Andrés' culinary empire includes more than two dozen restaurants in Washington, D.C., Las Vegas, Los Angeles, and other cities, but currently, the world-renowned chef's main concern is feeding people who were hit by Hurricane Florence. According to CNN, Andrés and his team have two kitchens set up in North Carolina – one in the capital city of Raleigh and another in Wilmington -- two of the hardest-hit areas of the state. They also have three others ready to operate at any time should the need arise.

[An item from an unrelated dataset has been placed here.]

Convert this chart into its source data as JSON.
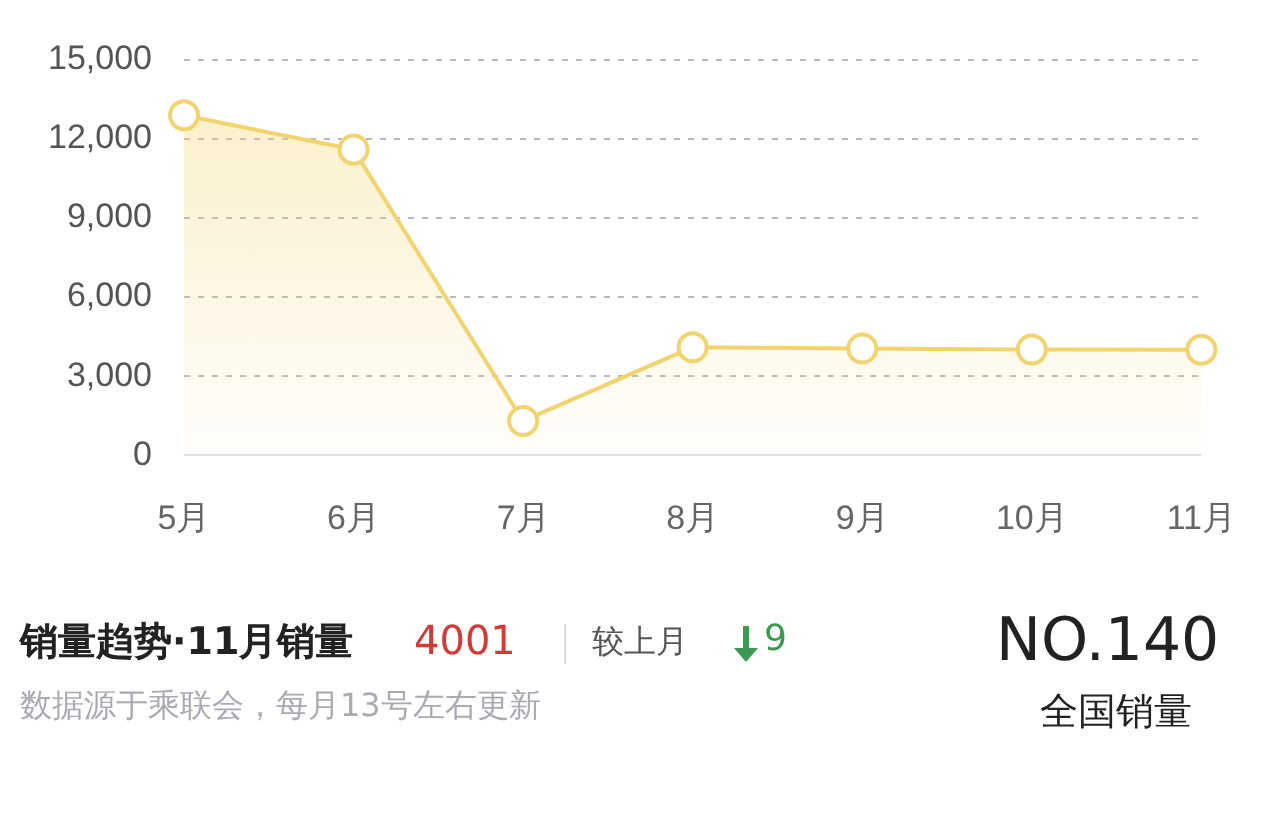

The storm caused record rainfall in the area last week, and more than 400,000 residents are still without electricity.
According to a tweet from the Spanish-born chef, he and his WCK team have already served thousands of meals to evacuated residents and first responders.
Although floodwaters are making their work even more challenging, Andrés says his team will still carry on, with help from SWAT teams and the U.S. Army, which were enlisted by North Carolina Governor Roy Cooper. “We are always happy when we have military structure command. Thanks to them we have been able to deliver meals to more than five counties,” Andrés told CNN. “The governor helped us connect with the officials, and the officials are helping us connect to the people in need.”

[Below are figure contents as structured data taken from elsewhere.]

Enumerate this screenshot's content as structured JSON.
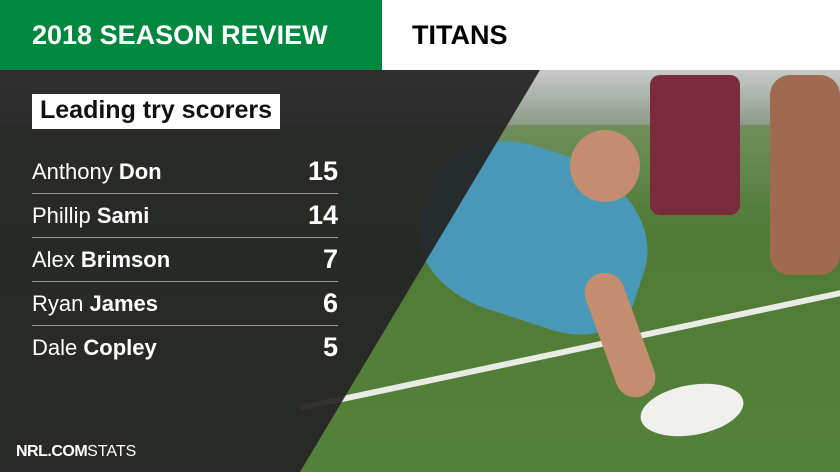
{
  "header": {
    "title": "2018 SEASON REVIEW",
    "team": "TITANS"
  },
  "colors": {
    "brand_green": "#00873f"
  },
  "subtitle": "Leading try scorers",
  "scorers": [
    {
      "first": "Anthony",
      "last": "Don",
      "tries": "15"
    },
    {
      "first": "Phillip",
      "last": "Sami",
      "tries": "14"
    },
    {
      "first": "Alex",
      "last": "Brimson",
      "tries": "7"
    },
    {
      "first": "Ryan",
      "last": "James",
      "tries": "6"
    },
    {
      "first": "Dale",
      "last": "Copley",
      "tries": "5"
    }
  ],
  "footer": {
    "brand": "NRL.COM",
    "label": "STATS"
  }
}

Even though preparing food on such a large scale entails a lot of work, the chef and his team are not settling for simple dishes. They are going out of their way to make sure the meals being served to Hurricane Florence evacuees are healthy as well as savory.
Food not just for the body but also for the soul! Fresh salad, jalapeño mac&cheese, beef&potato stew, hot biscuits 😋 @WCKitchen is showing it is possible to serve delicious&nutritious meals for tens of thousands for people in need each day! #ChefsForCarolinas pic.twitter.com/RXkBgPXneD— José Andrés (@chefjoseandres) September 17, 2018
The 2018 James Beard Humanitarian Award recipient is no stranger to the aftermath of a natural disaster. In fact, the Florence effort is not World Central Kitchen's first disaster-relief operation, nor will it be the last. The chef established World Central Kitchen in 2010 in the wake of the devastating earthquakes that struck Haiti, and the hunger relief group has since provided food to victims of other disasters.

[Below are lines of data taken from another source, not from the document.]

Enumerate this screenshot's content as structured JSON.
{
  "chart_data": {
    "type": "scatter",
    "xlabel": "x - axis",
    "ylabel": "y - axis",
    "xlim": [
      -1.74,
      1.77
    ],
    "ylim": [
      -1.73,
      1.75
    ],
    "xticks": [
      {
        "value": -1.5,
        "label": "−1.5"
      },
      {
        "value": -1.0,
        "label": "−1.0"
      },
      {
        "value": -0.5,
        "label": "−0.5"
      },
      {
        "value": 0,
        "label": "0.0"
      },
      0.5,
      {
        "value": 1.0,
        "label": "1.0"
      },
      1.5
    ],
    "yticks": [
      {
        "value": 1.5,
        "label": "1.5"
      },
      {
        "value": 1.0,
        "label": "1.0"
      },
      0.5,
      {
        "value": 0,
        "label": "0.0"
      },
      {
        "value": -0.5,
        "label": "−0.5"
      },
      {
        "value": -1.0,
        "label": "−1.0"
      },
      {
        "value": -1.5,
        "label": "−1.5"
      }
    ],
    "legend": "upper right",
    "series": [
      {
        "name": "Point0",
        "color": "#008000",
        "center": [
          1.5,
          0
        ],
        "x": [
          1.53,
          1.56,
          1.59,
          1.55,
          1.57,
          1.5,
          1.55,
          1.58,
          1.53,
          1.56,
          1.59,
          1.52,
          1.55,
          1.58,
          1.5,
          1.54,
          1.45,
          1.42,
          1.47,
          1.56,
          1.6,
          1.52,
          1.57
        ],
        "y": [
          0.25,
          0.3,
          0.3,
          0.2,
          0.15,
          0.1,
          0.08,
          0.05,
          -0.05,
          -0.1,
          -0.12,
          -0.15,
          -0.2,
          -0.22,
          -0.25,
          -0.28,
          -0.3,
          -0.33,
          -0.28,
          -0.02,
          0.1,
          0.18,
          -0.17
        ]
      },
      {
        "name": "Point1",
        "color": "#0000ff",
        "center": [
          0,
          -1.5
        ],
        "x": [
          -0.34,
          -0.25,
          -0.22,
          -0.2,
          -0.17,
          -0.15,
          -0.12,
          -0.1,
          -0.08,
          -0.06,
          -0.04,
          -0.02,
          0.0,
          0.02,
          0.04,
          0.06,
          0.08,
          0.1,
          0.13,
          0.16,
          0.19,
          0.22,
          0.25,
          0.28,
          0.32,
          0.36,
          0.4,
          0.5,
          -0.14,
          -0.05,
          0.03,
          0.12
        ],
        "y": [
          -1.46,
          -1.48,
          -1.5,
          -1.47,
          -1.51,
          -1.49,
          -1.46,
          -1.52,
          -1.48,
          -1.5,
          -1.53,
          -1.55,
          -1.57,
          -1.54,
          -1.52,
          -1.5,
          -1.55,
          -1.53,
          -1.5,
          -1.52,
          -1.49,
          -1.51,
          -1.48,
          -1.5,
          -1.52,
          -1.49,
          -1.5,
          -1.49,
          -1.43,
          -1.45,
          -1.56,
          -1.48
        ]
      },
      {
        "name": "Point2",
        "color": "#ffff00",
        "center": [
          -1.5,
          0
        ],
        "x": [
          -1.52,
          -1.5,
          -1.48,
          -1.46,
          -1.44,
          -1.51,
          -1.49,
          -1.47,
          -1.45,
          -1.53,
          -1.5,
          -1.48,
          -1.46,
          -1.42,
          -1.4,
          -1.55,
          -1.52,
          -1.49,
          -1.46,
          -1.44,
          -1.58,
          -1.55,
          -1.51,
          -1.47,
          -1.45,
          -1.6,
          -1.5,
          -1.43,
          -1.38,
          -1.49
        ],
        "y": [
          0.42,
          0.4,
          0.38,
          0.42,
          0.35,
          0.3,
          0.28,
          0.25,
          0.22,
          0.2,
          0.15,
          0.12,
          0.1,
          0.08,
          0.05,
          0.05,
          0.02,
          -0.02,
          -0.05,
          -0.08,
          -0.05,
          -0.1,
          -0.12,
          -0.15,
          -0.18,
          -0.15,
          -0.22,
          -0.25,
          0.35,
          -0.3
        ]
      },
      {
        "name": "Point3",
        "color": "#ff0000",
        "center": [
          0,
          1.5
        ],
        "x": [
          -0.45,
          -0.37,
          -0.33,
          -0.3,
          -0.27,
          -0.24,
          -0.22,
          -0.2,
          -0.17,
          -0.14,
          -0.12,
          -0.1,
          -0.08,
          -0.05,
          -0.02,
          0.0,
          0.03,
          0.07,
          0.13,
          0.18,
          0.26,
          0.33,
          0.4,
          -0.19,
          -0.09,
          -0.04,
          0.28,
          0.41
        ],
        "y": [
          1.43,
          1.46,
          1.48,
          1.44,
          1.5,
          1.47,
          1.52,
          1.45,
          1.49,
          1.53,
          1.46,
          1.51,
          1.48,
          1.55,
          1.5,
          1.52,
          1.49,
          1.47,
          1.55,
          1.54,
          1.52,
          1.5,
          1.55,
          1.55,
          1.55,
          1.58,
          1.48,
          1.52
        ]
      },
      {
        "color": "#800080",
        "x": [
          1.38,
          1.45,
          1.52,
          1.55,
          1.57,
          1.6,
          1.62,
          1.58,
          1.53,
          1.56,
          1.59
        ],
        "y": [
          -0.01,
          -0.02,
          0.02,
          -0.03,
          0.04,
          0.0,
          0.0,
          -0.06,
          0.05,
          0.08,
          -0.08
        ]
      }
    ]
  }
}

The team served more than 3.6 million meals in Puerto Rico in the aftermath of 2017's Hurricane Maria and stayed on the island for months to make sure that nobody was left hungry. In June, the humanitarian chef traveled to Guatemala to help feed victims of the volcanic eruption and in July, he teamed up with fellow celebrity chef Guy Fieri to feed first responders to the wildfires in California.